Eric’s temper flared, hot and sharp. Roberts had caused this whole mess by killing the two dvergers in the first place. If he kept on the way he was going, a lot more people were going to die. Eric knew that despite the dverger king’s outwardly calm demeanor, there was a raging storm of anger hidden just beneath the surface. He could see it in the dverger’s smoldering, hard eyes. There was no nobility in the face of vengeance.
“Put the gun away, Roberts.” Eric turned to face the man, his frustration evident in both his voice and his posture.
“This is madness.”
“Put it away.”
Eric stepped forward slowly, deliberately. He stopped only inches away from the muzzle of Roberts’s gun. Roberts held his defiant posture for a long moment, though his expression was one of confused surprise. Eric’s patience, already stretched thin, broke beneath another sudden flare of temper. He dropped the hammer to the ground with a sharp, metallic ring and his right hand came up and wrapped around the muzzle of Roberts’s gun, jerking it out of the man’s hands. Eric’s left hand grabbed a fistful of Roberts’s shirt and pulled the man forward so they were nose to nose.
“I should hand you over to the dverger right now,” he whispered in a voice that only he and Roberts could hear. “I’m sure they’d be glad to rid me of your constant stupidity.’”
For a moment, Eric almost considered it.

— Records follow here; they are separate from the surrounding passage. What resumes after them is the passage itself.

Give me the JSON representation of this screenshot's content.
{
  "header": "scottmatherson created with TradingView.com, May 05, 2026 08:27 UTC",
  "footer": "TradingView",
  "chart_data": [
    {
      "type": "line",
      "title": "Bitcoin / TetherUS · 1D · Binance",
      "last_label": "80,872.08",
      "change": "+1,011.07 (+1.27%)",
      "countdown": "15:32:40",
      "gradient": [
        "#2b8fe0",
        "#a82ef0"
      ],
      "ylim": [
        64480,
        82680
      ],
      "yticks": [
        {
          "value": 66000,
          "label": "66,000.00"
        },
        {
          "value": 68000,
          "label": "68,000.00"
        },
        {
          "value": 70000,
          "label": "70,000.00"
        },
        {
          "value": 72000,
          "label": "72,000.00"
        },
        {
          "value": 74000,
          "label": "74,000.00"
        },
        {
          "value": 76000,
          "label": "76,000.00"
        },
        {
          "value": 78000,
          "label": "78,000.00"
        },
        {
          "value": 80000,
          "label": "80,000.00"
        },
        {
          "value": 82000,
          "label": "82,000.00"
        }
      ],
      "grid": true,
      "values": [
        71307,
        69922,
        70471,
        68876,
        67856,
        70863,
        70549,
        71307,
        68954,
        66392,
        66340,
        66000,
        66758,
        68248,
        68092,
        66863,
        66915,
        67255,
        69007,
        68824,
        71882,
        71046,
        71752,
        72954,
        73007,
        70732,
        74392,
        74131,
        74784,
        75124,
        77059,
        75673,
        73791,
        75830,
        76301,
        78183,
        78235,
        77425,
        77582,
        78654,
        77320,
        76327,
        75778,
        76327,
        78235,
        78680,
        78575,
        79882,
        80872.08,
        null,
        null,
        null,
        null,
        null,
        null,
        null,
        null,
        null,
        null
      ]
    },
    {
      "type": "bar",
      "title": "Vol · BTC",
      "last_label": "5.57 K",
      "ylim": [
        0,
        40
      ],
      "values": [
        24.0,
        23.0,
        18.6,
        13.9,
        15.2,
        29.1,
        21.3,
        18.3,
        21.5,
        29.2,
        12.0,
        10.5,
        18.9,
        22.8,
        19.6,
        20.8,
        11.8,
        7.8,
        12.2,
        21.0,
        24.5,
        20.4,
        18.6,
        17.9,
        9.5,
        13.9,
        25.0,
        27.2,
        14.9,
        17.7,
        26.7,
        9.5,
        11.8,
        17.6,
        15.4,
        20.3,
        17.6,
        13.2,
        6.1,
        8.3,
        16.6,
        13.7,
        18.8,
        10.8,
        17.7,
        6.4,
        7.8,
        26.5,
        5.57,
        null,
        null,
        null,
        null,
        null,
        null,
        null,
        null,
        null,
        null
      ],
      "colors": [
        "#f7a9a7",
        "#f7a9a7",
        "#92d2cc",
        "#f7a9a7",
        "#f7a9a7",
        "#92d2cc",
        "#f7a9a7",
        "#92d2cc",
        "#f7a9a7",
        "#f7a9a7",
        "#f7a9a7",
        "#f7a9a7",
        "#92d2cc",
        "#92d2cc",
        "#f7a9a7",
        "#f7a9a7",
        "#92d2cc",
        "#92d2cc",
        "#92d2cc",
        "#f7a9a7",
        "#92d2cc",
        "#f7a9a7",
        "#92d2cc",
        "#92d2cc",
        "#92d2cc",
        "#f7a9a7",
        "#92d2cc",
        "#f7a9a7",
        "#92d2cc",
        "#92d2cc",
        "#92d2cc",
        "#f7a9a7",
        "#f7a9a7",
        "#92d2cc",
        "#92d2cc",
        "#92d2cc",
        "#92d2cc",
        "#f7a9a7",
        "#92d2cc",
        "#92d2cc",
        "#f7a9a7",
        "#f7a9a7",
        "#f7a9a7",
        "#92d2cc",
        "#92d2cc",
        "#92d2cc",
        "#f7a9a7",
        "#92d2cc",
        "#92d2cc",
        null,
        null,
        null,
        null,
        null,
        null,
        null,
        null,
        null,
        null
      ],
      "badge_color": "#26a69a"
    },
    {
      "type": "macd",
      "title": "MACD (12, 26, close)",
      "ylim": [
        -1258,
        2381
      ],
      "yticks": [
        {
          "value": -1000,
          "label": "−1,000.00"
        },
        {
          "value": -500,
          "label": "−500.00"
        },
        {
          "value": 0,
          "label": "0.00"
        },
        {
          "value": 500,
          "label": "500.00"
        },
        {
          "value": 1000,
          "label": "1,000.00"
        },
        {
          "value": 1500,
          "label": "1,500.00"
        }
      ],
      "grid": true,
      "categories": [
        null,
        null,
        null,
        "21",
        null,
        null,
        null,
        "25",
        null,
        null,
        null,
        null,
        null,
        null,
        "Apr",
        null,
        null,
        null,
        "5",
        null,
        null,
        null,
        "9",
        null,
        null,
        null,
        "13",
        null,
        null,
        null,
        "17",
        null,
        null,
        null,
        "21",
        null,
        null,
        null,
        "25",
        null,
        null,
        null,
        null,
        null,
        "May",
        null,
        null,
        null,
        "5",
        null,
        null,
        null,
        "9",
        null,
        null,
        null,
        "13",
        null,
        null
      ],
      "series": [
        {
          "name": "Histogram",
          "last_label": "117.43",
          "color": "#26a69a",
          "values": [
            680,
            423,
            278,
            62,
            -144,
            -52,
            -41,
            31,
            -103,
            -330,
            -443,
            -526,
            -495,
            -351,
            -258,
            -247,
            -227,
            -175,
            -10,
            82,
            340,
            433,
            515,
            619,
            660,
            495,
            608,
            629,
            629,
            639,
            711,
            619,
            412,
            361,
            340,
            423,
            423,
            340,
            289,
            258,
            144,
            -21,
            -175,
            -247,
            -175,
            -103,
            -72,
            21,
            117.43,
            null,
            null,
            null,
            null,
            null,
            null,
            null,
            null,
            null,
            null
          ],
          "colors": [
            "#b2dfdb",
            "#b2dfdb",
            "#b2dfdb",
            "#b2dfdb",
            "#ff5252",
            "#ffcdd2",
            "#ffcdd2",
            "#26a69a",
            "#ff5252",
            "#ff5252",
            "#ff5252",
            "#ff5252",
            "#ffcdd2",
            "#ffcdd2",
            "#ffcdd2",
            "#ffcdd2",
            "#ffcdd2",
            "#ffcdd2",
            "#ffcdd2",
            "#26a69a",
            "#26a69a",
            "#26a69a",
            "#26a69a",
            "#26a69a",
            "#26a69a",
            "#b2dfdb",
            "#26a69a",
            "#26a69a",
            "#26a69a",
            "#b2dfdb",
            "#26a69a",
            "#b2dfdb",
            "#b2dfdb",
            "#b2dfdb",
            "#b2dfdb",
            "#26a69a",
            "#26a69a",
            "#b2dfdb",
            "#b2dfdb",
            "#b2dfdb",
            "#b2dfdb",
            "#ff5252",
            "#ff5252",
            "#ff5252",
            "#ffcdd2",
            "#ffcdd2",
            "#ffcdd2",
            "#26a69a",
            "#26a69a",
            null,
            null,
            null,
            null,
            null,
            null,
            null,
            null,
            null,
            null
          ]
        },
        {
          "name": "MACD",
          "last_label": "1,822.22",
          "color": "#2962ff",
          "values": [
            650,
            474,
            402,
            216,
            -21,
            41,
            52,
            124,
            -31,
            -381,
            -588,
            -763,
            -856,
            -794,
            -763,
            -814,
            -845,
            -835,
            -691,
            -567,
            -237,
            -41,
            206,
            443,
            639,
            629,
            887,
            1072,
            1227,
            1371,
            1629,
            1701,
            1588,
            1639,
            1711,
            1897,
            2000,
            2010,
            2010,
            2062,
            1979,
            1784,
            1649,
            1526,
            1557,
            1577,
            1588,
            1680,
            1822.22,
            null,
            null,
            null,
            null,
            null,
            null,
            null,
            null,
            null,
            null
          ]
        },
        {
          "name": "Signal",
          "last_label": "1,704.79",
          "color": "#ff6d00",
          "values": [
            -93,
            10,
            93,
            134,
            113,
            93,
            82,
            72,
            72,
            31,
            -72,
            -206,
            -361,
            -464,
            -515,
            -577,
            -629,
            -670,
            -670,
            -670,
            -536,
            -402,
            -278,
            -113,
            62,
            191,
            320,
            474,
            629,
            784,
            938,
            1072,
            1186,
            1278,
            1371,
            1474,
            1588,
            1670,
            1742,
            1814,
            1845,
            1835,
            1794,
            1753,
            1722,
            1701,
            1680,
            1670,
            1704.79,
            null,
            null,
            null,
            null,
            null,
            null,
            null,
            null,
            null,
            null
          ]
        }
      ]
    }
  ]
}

Having spoken the words, though, Eric immediately dismissed them. He wasn’t a vengeful person by nature. What had overcome him?
Eric shoved Roberts away with a contemptuous flick of his wrist and turned back to where the dverger king and his guards silently waited, watching the exchange without comment. Their eyes, larger and rounder than human eyes, glowed in the semi-darkness, glistening like jewels ensconced in stone.